Sat. Jun 22nd, 2024

Renowned For Sound

For the latest music reviews and interviews

Album Review: Bleachers – Strange Desires

3 min read

You may know Jack Antonoff from one of a couple of places. From 2002 to 2013, he was the engine for New Jersey rockers Steel Train then from 2008 onwards; his side-project-turned-global-pop-phenomenon Fun slowly but surely etched their place in the hearts of fans worldwide with hits like Some Nights and We Are Young. Oh, and did we mention that he’s also been dating HBO’s Girls creator Lena Dunham since 2012? Somehow with this impressive list of accolades as a part of either a hugely successful band or an adorable power-couple, Antonoff managed to keep his Bleachers project on the down-low for the year he spent chipping away at it (largely while on tour with Fun) and the resulting record Strange Desire finally sees the light of day this month.

Bleachers - Strange DesireFrom top to bottom, Strange Desire is very much an ‘80s pop affair. Back in February, first single I Wanna Get Better dropped out of nowhere with a gargantuan hook the likes of which we’d heard from Antonoff before with Fun, yet with a refreshing freedom that didn’t feel the need to please a stadium crowd. Somehow manages to do so anyway.

Opening up with the unapologetically chincy electro-pop of Wild Heart, the record definitely sounds like the outcome of one person concentrating their efforts to make something beautiful. It sounds like Nintendo-emo, and this is definitely a good thing. Third single Rollercoaster is up next and his New Jersey (read: Springsteen-ian) heritage is worn proudly on his sleeve with fist-pumping “woah-oh-ohs” and biting telecasters that would surely do The Boss proud.

Third single Shadow sounds like a Talking Heads B-Side from Remain In Light with intricate drum programming and the kind of Afrobeat guitar line that has been co-opted by almost every New York indie band for about a decade. All the while, Antonoff’s singularity of vision is present enough to not only counterbalance, but also qualify the obvious slew of influences throughout. This collage of music of the past seems to inform most of the better pop music being released lately, and Antonoff must be acutely aware of this to be able to do so in such an effective way.
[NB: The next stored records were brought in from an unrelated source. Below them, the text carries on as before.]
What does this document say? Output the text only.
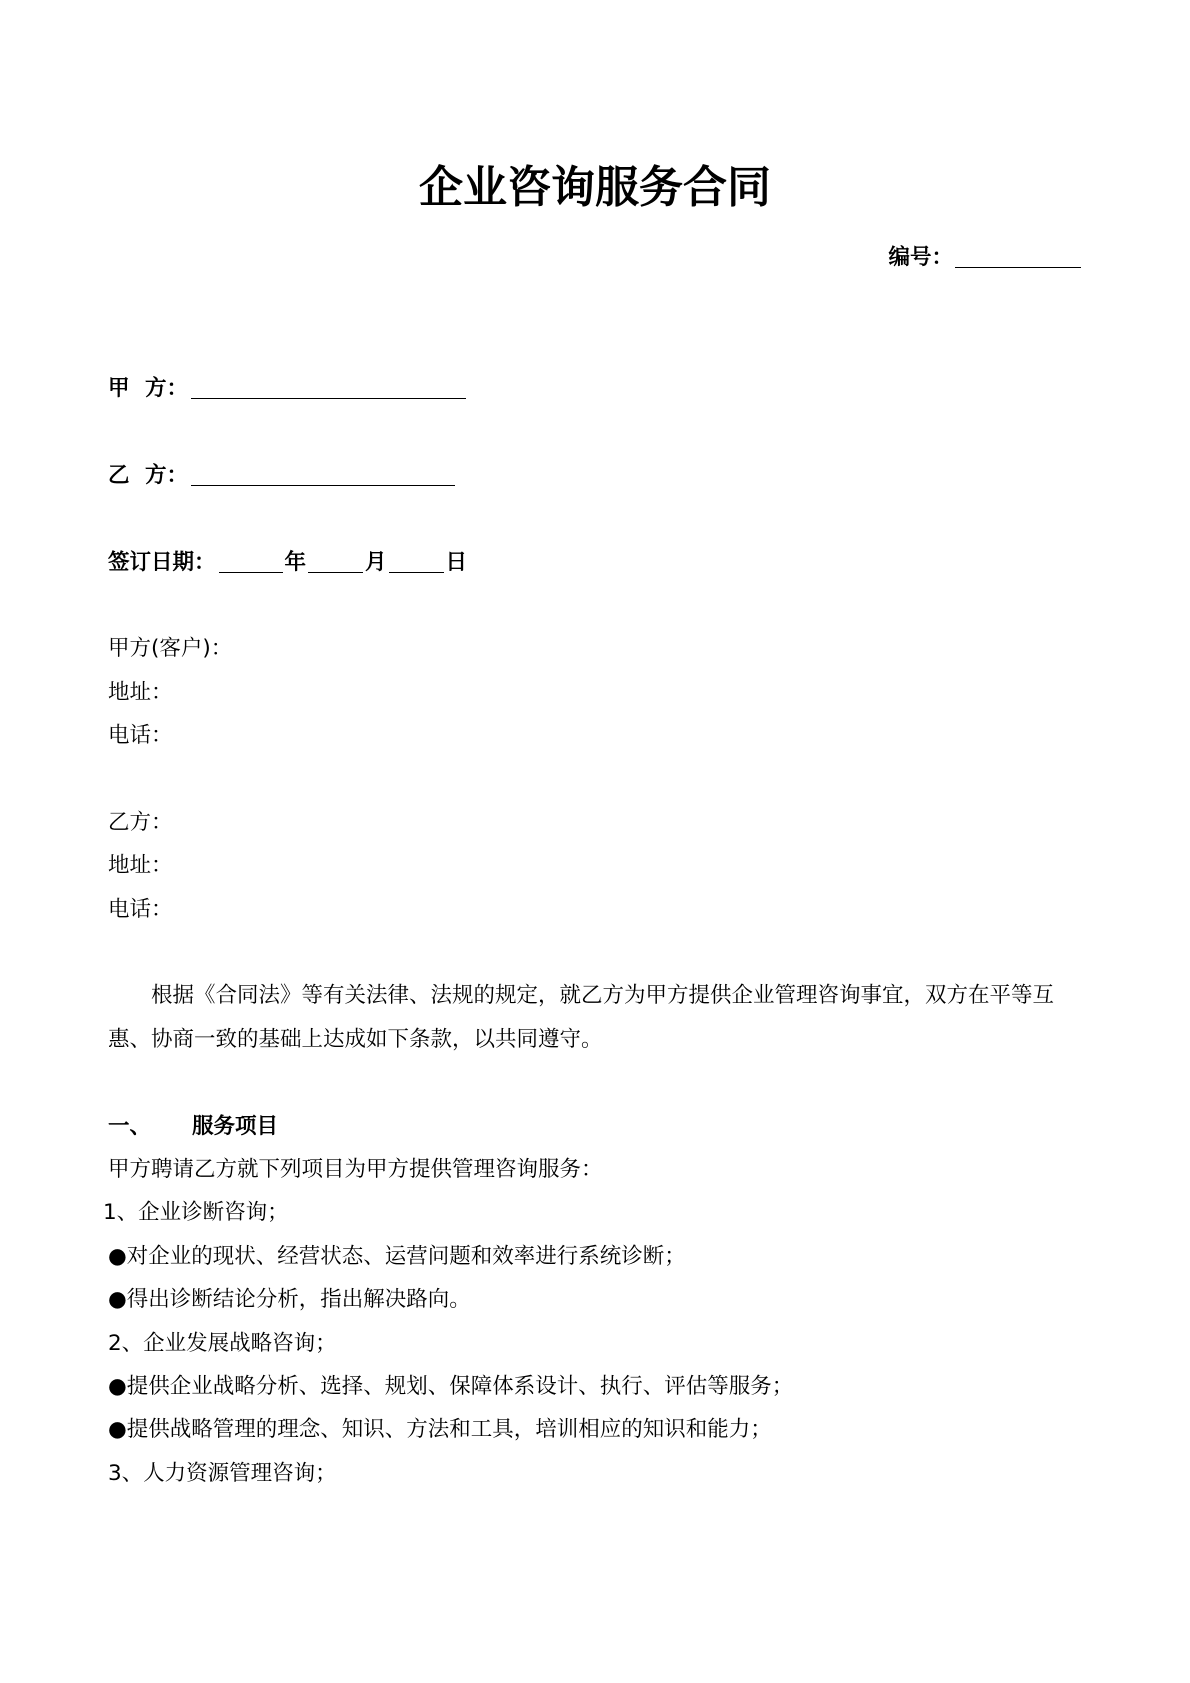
企业咨询服务合同
编号：
甲 方：
乙 方：
签订日期：	年	月	日
甲方(客户)：
地址：
电话：
乙方：
地址：
电话：

根据《合同法》等有关法律、法规的规定，就乙方为甲方提供企业管理咨询事宜，双方在平等互惠、协商一致的基础上达成如下条款，以共同遵守。

一、 服务项目
甲方聘请乙方就下列项目为甲方提供管理咨询服务：
1、企业诊断咨询；
●对企业的现状、经营状态、运营问题和效率进行系统诊断；
●得出诊断结论分析，指出解决路向。
2、企业发展战略咨询；
●提供企业战略分析、选择、规划、保障体系设计、执行、评估等服务；
●提供战略管理的理念、知识、方法和工具，培训相应的知识和能力；
3、人力资源管理咨询；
The twee electro-folk of Wake Me is a cute little love song that builds to an anthemic climax before Reckless Love sees Antonoff doing his best baritone-y impersonation of Stephin Merritt from The Magnetic Fields. Amid a sea of cascading synths and instantly sing-able hooks, the vocals are at once surprisingly proficient but still lack the histrionic dynamics of his Fun bandmate Nate Ruess. Fellow ‘80s-pop proponent Claire “Grimes” Boucher makes a sublime appearance on one of Strange Desire’s more ambient tracks Take Me Away. With some pretty great vocal manipulation and layering, the pair’s voices sit together well and showcase Antonoff’s ability not only to write a massive chorus, but explore the sonic landscape in a fearless and deliberate fashion.

There has to be a level of self-awareness with the 80’s Springsteen vibe on the cheekily titled Like a River Runs. It starts as a classic-pop anthem before going crazy with a sampler in ways that have to be heard to be believed. Same goes for the urgency of You’re Still a Mystery before an appearance by one of the most divisive figures in music – Yoko Ono – on the penultimate track I’m Ready To Move On/Wild Heart (Reprise) leaves you kind of puzzled. Surely the intention is pure but the caterwauling for which Ono is known is crudely autotuned in a way that may unfortunately be a little too much for some. Antonoff’s vocoder abilities provide some respite, but man… it’s tough-going in parts. The controlled, folksy experimentalism on closer Who I Want You To Love ties everything together nicely with a sense of dynamic poise and textural adventurism that could sell even the most dubious of punters.

Overall, Strange Desires is a pretty remarkable debut. There’s such a vast cross-section of pop music that has been ingested, digested and reconstituted in a way that is so unique that Antonoff should be duly congratulated. Some might baulk at the idea of the “solo-side project” but it’s clear that Bleachers is more than just a vanity project; it provides Antonoff with a venue for any sound he wants to explore and he does so with a sensibility and control that is unfortunately getting harder and harder to find nowadays.